The company is working with several Manteca brick-and-mortar businesses to stock the various applications that range from peel off labels to a spray can. They are also supplying Manteca Police with specialized equipment at no cost to read the micro security dots. The products are expected to be available locally within a month or so.
And while the biggest advantage to date in other communities has been returning recovered property to its rightful owners, Manteca Police Chief Nick Obligacion sees it as a way to take criminals off the streets.
For example, if the Manteca Police see someone on a bicycle with a light in the wee hours of the morning hauling a weed eater they have probable cause to pull them over for violating state safety laws. That would allow them to check the weed eater. If a scan by the officer using a device supplied by Anti Theft Dots comes across the micro security dots and they have been registered in the national data base, police have proof that the property doesn’t belong to the suspect making an arrest possible.

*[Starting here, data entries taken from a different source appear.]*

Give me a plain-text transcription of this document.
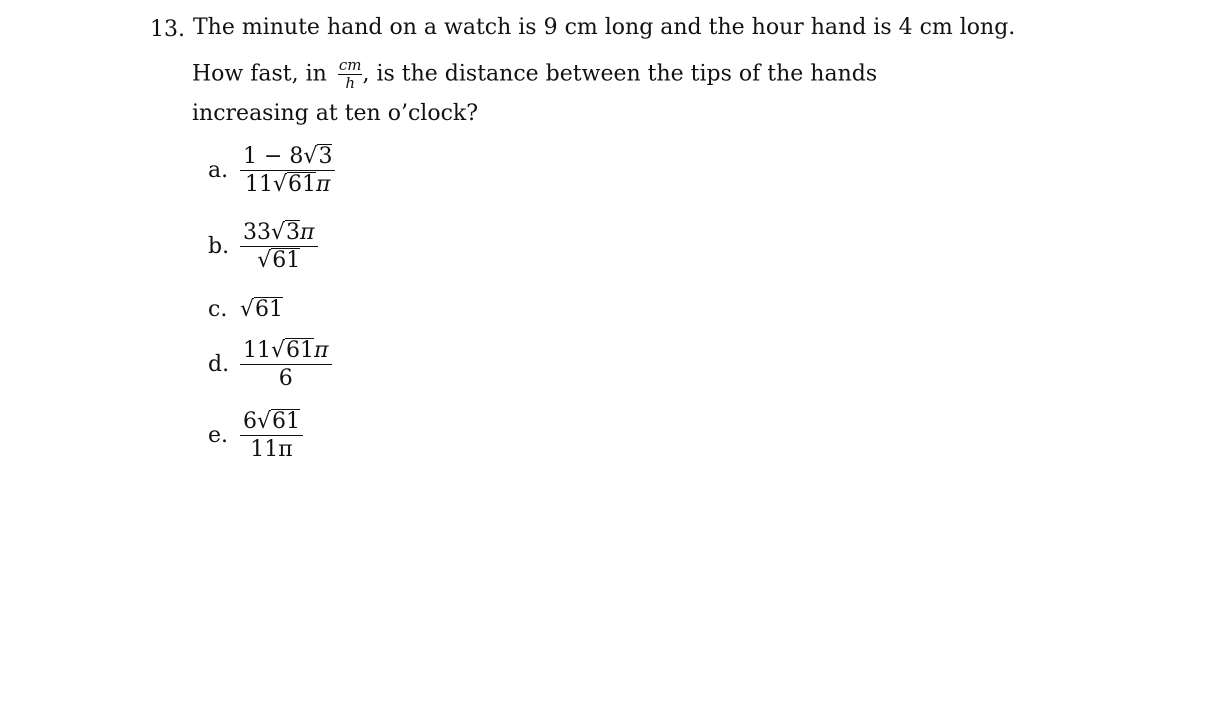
13. The minute hand on a watch is 9 cm long and the hour hand is 4 cm long.
How fast, in $\frac{cm}{h}$ , is the distance between the tips of the hands
increasing at ten o’clock?
a. $\frac{1 - 8√3}{11√61\pi}$
b. $\frac{33√3\pi}{√61}$
c. √61
d. $\frac{11√61\pi}{6}$
e. $\frac{6√61}{11\pi}$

“It can even be used on copper wiring,” Obligacion noted.
Each sheet of 20 labels has its own unique Personal Identification Number (PIN). Single labels for someone wanting to mark only one item such as an air conditioning unit or a bicycle will have a unique PIN as well. A spray can also will available that will disperse dots with redundant PINs that are unique to that spray can.
Once micro dots are applied on items such as tools they will not wear off and for all practical purposes are invisible to the naked eye.
Once applied, the unique numbers can be registered using your smartphone and downloading the app. When the app has been downloaded, you scan the barcode on the front of the label that comes on the spray can. You then enter your personal information and provide a description of your property including any serial numbers if applicable. The final step is to take a picture with your phone’s camera and upload it to the database.
You can also go on your computer and access www.antitheftdots.com and click on register now. You then enter your unique PIN and contact information. The last step is going to the “manage my property” section and providing a description of your property.
Obligacion said it beats the old school recommendation of inscribing your property with either your Social Security number or driver’s license number in a hard-to-find place on items.
“With growing identify theft problems it isn’t smart to do that,” the police chief said.
Working with Anti Theft Dots is part of the department’s ongoing initiative to find ways to stem the tide of misdemeanor thefts and even items that could qualify as felony thefts based on higher values.